Permissions Inheritance
Permissions inheritance refers to the settings of Allow, Deny or Not Set for Users, Roles and Groups.
Permissions for a particular User, Role or Group are tri-state:
- Allow: Gives the item permission to administer that area of functionality.
- Deny: Refuses the item permission to administer that area of functionality.
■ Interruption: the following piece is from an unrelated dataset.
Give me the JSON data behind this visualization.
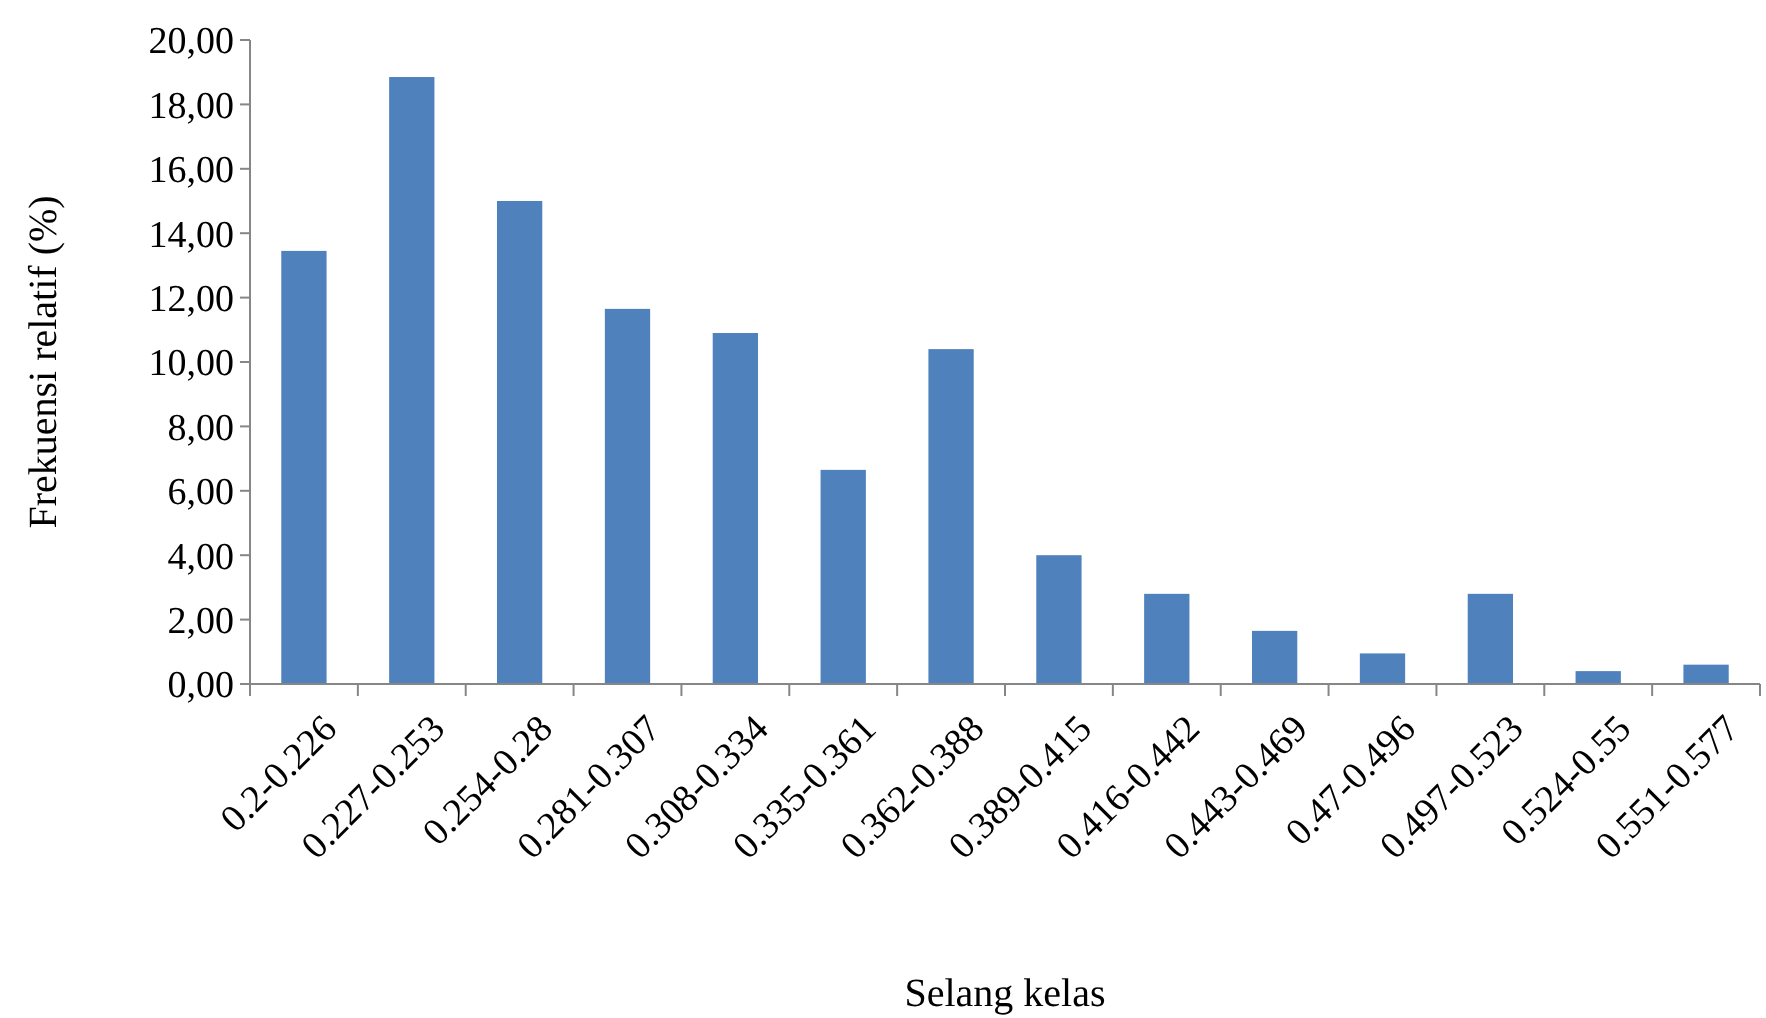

- Not Set: Allows the item to inherit their permissions from a Parent.
Calculating Permissions
The list of operations which can be Allowed or Denied for a User are described in:
Table 148, “Terminology: Group Permissions”
Table 150, “Terminology: Role Permissions”
Table 152, “Terminology: User Permissions”
When calculating a User’s permission for a particular operation, the following order is followed:
- Check for Explicit User Allow/Deny.
- Check For Explicit User Role(s) Deny.
- Check For Explicit User Role(s) Allow.
- Check For Explicit Group(s) Deny.
- Check For Explicit Group(s) Allow.
- Check For Explicit Group(s) Role Deny.
- Check For Explicit Group(s) Role Allow.
- Steps 4 to 7 are repeated for Parents of the Parent groups (until there are no more Parent groups) and if no explicit permissions are found, then Deny.
See “Set Permissions: Users, Groups and Roles” and see “Set Permissions: Multiple Groups with Conflicting Settings” for examples.